The only difference with the regular androcentric literature is that Hrdy wants to believe that equality between the sexes is at least a possibility. However, her belief in sociobiology is so strong that this possibility seems very remote indeed. She clearly thinks that only the contemporary Western world has achieved something close to equality, and that this is a unique situation that might never be repeated again. The reason? Our evolutionary heritage, which apparently favours the males, after all.

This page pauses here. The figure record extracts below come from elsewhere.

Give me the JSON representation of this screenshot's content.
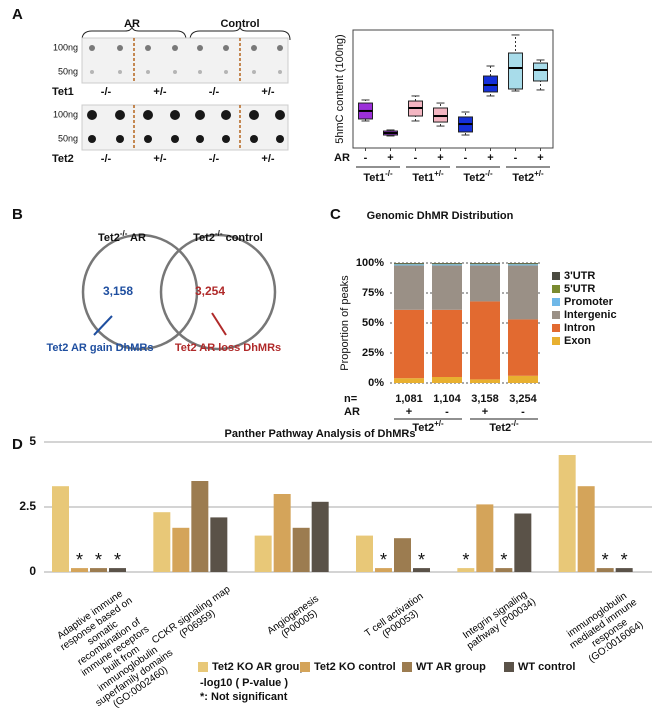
{
  "panel_labels": [
    "A",
    "B",
    "C",
    "D"
  ],
  "dot_blot": {
    "groups": [
      "AR",
      "Control"
    ],
    "blots": [
      {
        "gene": "Tet1",
        "amounts": [
          "100ng",
          "50ng"
        ],
        "genotypes": [
          "-/-",
          "+/-",
          "-/-",
          "+/-"
        ]
      },
      {
        "gene": "Tet2",
        "amounts": [
          "100ng",
          "50ng"
        ],
        "genotypes": [
          "-/-",
          "+/-",
          "-/-",
          "+/-"
        ]
      }
    ]
  },
  "venn": {
    "sets": [
      {
        "name": "Tet2",
        "sup": "-/-",
        "suffix": " AR",
        "count": "3,158",
        "label": "Tet2 AR gain DhMRs",
        "color": "#1f4fa0"
      },
      {
        "name": "Tet2",
        "sup": "-/-",
        "suffix": " control",
        "count": "3,254",
        "label": "Tet2 AR loss DhMRs",
        "color": "#b02a2a"
      }
    ]
  },
  "chart_data": [
    {
      "type": "box",
      "y_label": "5hmC content (100ng)",
      "row_label": "AR",
      "categories": [
        "-",
        "+",
        "-",
        "+",
        "-",
        "+",
        "-",
        "+"
      ],
      "groups": [
        {
          "name": "Tet1",
          "sup": "-/-"
        },
        {
          "name": "Tet1",
          "sup": "+/-"
        },
        {
          "name": "Tet2",
          "sup": "-/-"
        },
        {
          "name": "Tet2",
          "sup": "+/-"
        }
      ],
      "ylim": [
        0,
        100
      ],
      "colors": [
        "#9b30d9",
        "#9b30d9",
        "#f4b6c2",
        "#f4b6c2",
        "#1530d9",
        "#1530d9",
        "#a8dcea",
        "#a8dcea"
      ],
      "min": [
        22.9,
        10.2,
        22.9,
        18.6,
        11.0,
        44.1,
        48.3,
        49.2
      ],
      "q1": [
        24.6,
        11.0,
        27.1,
        22.0,
        13.6,
        47.5,
        50.0,
        56.8
      ],
      "median": [
        31.4,
        12.7,
        33.9,
        27.1,
        20.3,
        53.4,
        67.8,
        66.1
      ],
      "q3": [
        38.1,
        14.4,
        39.8,
        33.9,
        26.3,
        61.0,
        80.5,
        72.0
      ],
      "max": [
        40.7,
        15.3,
        44.1,
        38.1,
        30.5,
        69.5,
        95.8,
        74.6
      ]
    },
    {
      "type": "stacked_bar",
      "title": "Genomic DhMR Distribution",
      "y_label": "Proportion of peaks",
      "n_label": "n=",
      "categories": [
        "1,081",
        "1,104",
        "3,158",
        "3,254"
      ],
      "row_label": "AR",
      "ar": [
        "+",
        "-",
        "+",
        "-"
      ],
      "groups": [
        {
          "name": "Tet2",
          "sup": "+/-"
        },
        {
          "name": "Tet2",
          "sup": "-/-"
        }
      ],
      "ylim": [
        0,
        100
      ],
      "yticks": [
        {
          "value": 0,
          "label": "0%"
        },
        {
          "value": 25,
          "label": "25%"
        },
        {
          "value": 50,
          "label": "50%"
        },
        {
          "value": 75,
          "label": "75%"
        },
        {
          "value": 100,
          "label": "100%"
        }
      ],
      "grid": true,
      "series": [
        {
          "name": "Exon",
          "color": "#e8b030",
          "values": [
            4,
            5,
            3,
            6
          ]
        },
        {
          "name": "Intron",
          "color": "#e26a30",
          "values": [
            57,
            56,
            65,
            47
          ]
        },
        {
          "name": "Intergenic",
          "color": "#9a9086",
          "values": [
            37,
            37,
            30,
            45
          ]
        },
        {
          "name": "Promoter",
          "color": "#6fb8e8",
          "values": [
            1,
            1,
            1,
            1
          ]
        },
        {
          "name": "5'UTR",
          "color": "#7a8a30",
          "values": [
            0.5,
            0.5,
            0.5,
            0.5
          ]
        },
        {
          "name": "3'UTR",
          "color": "#4a4a40",
          "values": [
            0.5,
            0.5,
            0.5,
            0.5
          ]
        }
      ]
    },
    {
      "type": "grouped_bar",
      "title": "Panther Pathway Analysis of DhMRs",
      "x_label": "-log10 ( P-value )",
      "note": "*: Not significant",
      "marker": "*",
      "categories": [
        "Adaptive immune response based on somatic recombination of immune receptors built from immunoglobulin superfamily domains (GO:0002460)",
        "CCKR signaling map (P06959)",
        "Angiogenesis (P00005)",
        "T cell activation (P00053)",
        "Integrin signaling pathway (P00034)",
        "immunoglobulin mediated immune response (GO:0016064)"
      ],
      "ylim": [
        0,
        5
      ],
      "yticks": [
        0,
        2.5,
        5
      ],
      "grid": true,
      "series": [
        {
          "name": "Tet2 KO AR group",
          "color": "#e8c878",
          "values": [
            3.3,
            2.3,
            1.4,
            1.4,
            0.15,
            4.5
          ],
          "not_significant": [
            false,
            false,
            false,
            false,
            true,
            false
          ]
        },
        {
          "name": "Tet2 KO control",
          "color": "#d4a45a",
          "values": [
            0.15,
            1.7,
            3.0,
            0.15,
            2.6,
            3.3
          ],
          "not_significant": [
            true,
            false,
            false,
            true,
            false,
            false
          ]
        },
        {
          "name": "WT AR group",
          "color": "#9c7c50",
          "values": [
            0.15,
            3.5,
            1.7,
            1.3,
            0.15,
            0.15
          ],
          "not_significant": [
            true,
            false,
            false,
            false,
            true,
            true
          ]
        },
        {
          "name": "WT control",
          "color": "#5a5248",
          "values": [
            0.15,
            2.1,
            2.7,
            0.15,
            2.25,
            0.15
          ],
          "not_significant": [
            true,
            false,
            false,
            true,
            false,
            true
          ]
        }
      ]
    }
  ]
}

Naturally, Hrdy attacks the idea that there ever was equality between the sexes: "The female with `equal rights' never evolved; she was invented, and fought for consciously with intelligence, stuborness, and courage. (...) To assume that women today are regaining a natural pre-eminence, or reinstating some original social equality, belittles the real accomplishments and underestimates its fragility. However well-intentioned, these myths pose grave dangers to the actual progress of women's rights. They devalue the unique advances made by women in the last few hundred years and tempt us to a false security".
This, of course, simply isn't true. There is ample anthropological evidence that non-patriarchal societies have existed: the Iroquis are a classical example, another are the Montagnais-Naskapi. Other examples could be mentioned, too. Women have wielded considerable power even in hierarchic societies, for instance in Africa. Nor is it true that patriarchy was the norm in prehistoric times. How does Hrdy explain the Neolithic cultures, which were often peaceful, egalitarian and were centred on worship of female deities? Pointing out the enormous variation between human cultures is hardly a "grave danger" to the fight for women's rights. Quite the contrary, it bolsters it. Besides, the activists who believe in these supposed "myths" hardly "underestimate" remaining patriarchal structures. Chances are, it's exactly these people who most sharply criticize, say, androcentric sociobiology...
Another problem with this book is that it mentions the bonobo only in passing. This may have been understandable in 1981, when the book was first published. It's less understandable in a new (almost unrevised) edition from 1999. Bonobos are "matriarchal", since the females dominate the males. Leaving this out in a book about our evolutionary history smacks of an ideological blind spot. Bonobos, after all, are just as closely related to humans as are chimpanzees. Interestingly, bonobos are peaceful and bisexual, in marked contrast to the murderous chimps, infanticidal langurs and harem-herding Hamadryas baboons so beloved by sociobiologists (all dutifully included in this book). The bonobo also undermine Hrdy's idea that australopithecines must have been polygynous and (presumably) patriarchal since they had sexual dimorphism, with the males being larger. Bonobo males are larger than the females and have canines. Despite this, the females are dominant!
True, humans aren't bonobos. But then, we aren't chimpanzees, langurs or baboons either. If comparisons should be made between humans and other primates, great care should be exercised, otherwise we might simply project a behaviour typical of our own culture onto a suitable animal, and then use this projection as "proof" that our own culture is "natural". Since human cultures are variable, and primate species differ in their behaviour, anything can be proven with such a method.
Supporters of women's emancipation will find little of use in this book. It's a pity that Sarah Blaffer Hrdy haven't transcended her role as the house feminist of sociobiology.